PA28 associates and reduce constitutive proteasomes activity to promote immunoproteasome function

Protein homeostasis is a fundamental requirement from all living organisms to sustain viability in an ever-changing environment. One of the key components in maintaining protein homeostasis is the 26S proteasome that is composed of a catalytic particle (20S) and a regulatory particle (19S). In addition to the 26S core particle, several alternative regulatory complexes have been identified and presumed to regulate 20S proteasomal activity under specific conditions. One such particle is the PA28ab heptameric ring that is transcriptionally induced by interferon γ (IFN- γ), along side with unique catalytic subunits of the immunoproteasome. The central role of the ubiquitin-proteasome system in antigen presentation together with the above findings placed the PA28 particle as a bona-fide component of the immunoproteasome.

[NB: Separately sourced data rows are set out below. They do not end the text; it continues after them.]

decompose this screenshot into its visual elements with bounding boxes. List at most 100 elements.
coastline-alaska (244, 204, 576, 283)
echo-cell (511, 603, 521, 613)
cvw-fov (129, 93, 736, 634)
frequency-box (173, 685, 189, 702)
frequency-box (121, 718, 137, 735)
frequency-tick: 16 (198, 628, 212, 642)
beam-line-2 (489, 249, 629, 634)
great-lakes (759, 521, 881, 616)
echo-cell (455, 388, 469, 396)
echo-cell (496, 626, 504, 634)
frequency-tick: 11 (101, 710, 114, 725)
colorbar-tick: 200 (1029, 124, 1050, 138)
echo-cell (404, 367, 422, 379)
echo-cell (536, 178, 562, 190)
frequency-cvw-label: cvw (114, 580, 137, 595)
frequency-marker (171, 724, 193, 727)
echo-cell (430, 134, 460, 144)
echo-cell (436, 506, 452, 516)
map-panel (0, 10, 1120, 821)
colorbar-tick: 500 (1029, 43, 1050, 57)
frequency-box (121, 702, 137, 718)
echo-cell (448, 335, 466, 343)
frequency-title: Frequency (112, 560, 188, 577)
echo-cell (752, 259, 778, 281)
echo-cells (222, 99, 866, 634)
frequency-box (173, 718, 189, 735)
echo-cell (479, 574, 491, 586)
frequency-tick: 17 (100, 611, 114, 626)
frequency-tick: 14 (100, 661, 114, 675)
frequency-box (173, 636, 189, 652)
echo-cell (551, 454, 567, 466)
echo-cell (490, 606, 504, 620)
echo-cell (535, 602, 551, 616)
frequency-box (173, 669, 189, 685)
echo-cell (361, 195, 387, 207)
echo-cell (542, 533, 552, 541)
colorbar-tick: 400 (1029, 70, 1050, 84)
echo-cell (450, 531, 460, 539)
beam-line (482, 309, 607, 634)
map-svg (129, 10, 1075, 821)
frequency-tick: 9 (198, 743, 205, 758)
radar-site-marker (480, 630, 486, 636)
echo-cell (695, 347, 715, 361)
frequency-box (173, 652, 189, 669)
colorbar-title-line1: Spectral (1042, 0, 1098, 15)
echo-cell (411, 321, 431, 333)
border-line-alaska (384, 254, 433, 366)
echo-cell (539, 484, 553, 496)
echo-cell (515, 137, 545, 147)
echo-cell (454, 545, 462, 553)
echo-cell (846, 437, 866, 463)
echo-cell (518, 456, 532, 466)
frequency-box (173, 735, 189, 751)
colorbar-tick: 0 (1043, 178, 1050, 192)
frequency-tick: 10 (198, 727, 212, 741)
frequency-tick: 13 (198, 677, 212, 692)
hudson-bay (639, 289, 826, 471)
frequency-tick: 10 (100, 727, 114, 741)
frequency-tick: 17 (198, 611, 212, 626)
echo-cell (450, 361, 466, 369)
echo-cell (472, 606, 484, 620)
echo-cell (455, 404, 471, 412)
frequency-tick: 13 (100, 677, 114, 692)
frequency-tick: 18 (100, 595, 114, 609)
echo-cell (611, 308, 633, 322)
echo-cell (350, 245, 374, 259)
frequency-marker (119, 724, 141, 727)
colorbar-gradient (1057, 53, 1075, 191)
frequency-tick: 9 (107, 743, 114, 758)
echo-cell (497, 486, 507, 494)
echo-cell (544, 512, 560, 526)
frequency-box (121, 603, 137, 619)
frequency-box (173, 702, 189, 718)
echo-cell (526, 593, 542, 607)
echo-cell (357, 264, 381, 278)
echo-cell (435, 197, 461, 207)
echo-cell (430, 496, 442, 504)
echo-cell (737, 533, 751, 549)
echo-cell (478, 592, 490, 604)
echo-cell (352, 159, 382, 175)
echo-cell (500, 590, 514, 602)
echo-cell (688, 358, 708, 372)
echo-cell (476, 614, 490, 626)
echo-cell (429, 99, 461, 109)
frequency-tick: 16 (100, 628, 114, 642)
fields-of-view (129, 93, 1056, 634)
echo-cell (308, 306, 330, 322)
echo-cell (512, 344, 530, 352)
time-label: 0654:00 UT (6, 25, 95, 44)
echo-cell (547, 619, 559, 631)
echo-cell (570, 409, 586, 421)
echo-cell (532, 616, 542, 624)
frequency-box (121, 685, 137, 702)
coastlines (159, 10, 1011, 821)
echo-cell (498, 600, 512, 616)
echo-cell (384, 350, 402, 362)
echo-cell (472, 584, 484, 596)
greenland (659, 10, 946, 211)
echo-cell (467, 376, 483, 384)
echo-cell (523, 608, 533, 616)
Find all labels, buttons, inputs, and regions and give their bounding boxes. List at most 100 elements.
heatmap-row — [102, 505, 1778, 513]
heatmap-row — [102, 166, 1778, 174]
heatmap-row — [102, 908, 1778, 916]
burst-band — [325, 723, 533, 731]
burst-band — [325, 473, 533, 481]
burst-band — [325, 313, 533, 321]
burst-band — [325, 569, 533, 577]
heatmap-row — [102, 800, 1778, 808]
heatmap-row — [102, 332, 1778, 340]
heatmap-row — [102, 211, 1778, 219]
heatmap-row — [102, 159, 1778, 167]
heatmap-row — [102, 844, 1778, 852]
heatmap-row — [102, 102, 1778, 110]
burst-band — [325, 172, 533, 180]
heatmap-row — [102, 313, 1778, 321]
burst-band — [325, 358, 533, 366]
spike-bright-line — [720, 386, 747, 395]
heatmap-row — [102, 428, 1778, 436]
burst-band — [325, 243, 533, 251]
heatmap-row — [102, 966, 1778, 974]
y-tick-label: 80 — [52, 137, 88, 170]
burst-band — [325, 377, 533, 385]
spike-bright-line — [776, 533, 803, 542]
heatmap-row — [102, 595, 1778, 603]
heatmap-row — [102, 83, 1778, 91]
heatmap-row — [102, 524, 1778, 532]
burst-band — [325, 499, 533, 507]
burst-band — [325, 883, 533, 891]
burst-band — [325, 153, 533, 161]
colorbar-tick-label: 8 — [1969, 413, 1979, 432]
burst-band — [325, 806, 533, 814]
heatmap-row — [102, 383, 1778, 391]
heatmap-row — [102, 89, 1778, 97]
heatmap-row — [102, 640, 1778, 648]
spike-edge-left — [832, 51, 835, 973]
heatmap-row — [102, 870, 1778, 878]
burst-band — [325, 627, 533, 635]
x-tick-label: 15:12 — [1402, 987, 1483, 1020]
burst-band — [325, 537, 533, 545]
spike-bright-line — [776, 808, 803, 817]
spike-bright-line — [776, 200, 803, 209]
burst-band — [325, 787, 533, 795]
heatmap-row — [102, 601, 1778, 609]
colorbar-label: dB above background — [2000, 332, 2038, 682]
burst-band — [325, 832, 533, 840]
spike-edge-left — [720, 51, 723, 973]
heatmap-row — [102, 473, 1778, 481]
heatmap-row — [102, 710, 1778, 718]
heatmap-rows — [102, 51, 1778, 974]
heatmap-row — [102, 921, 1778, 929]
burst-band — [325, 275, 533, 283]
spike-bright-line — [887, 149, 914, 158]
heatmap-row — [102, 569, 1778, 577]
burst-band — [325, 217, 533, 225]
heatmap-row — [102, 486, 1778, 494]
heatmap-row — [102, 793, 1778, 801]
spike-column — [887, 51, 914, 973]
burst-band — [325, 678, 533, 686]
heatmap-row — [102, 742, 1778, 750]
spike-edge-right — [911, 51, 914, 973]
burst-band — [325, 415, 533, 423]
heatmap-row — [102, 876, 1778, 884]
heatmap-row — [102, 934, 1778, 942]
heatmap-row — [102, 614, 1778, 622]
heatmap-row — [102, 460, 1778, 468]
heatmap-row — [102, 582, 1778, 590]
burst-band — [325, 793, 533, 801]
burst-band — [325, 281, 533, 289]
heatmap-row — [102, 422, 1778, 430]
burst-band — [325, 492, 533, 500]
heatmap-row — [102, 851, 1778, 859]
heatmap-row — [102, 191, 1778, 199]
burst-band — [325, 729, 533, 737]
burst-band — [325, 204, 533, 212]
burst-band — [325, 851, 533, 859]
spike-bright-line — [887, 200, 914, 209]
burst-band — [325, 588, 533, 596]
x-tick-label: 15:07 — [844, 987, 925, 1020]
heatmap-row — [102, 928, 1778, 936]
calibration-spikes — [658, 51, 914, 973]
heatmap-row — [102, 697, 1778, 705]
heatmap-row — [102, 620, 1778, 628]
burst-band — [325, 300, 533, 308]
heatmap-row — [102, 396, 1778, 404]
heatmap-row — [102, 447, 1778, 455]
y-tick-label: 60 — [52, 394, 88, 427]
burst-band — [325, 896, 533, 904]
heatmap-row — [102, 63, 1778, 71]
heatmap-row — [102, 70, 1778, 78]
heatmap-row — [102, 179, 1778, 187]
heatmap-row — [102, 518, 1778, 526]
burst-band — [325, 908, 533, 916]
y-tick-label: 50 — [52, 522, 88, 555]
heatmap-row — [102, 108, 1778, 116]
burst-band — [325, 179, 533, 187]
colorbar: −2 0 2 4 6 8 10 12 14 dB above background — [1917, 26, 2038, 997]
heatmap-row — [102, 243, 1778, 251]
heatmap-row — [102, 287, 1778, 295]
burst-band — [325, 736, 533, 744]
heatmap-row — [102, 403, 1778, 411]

We present new data showing that PA28 association with the proteasome is regulated by specific stress conditions, that do not necessarily induce the expression of the immunoproteasome catalytic subunits. Furthermore, even under IFN- γ stimulation, the immunoproteasome is found to be mutually exclusive from the PA28-constitutive proteasome particle. We demonstrate the influence of PA28 on 20S catalytic accessibility and postulate the role of PA28ab on antigenic cross-presentation.

We propose a novel mechanism for protein degradation in oxidative stress and immune challenge, suggesting PA28 plays a role in shifting the flux of protein degradation in the cell towards autophagy or to the immunoproteasome, to tackle proteotoxic effects of oxidized proteins.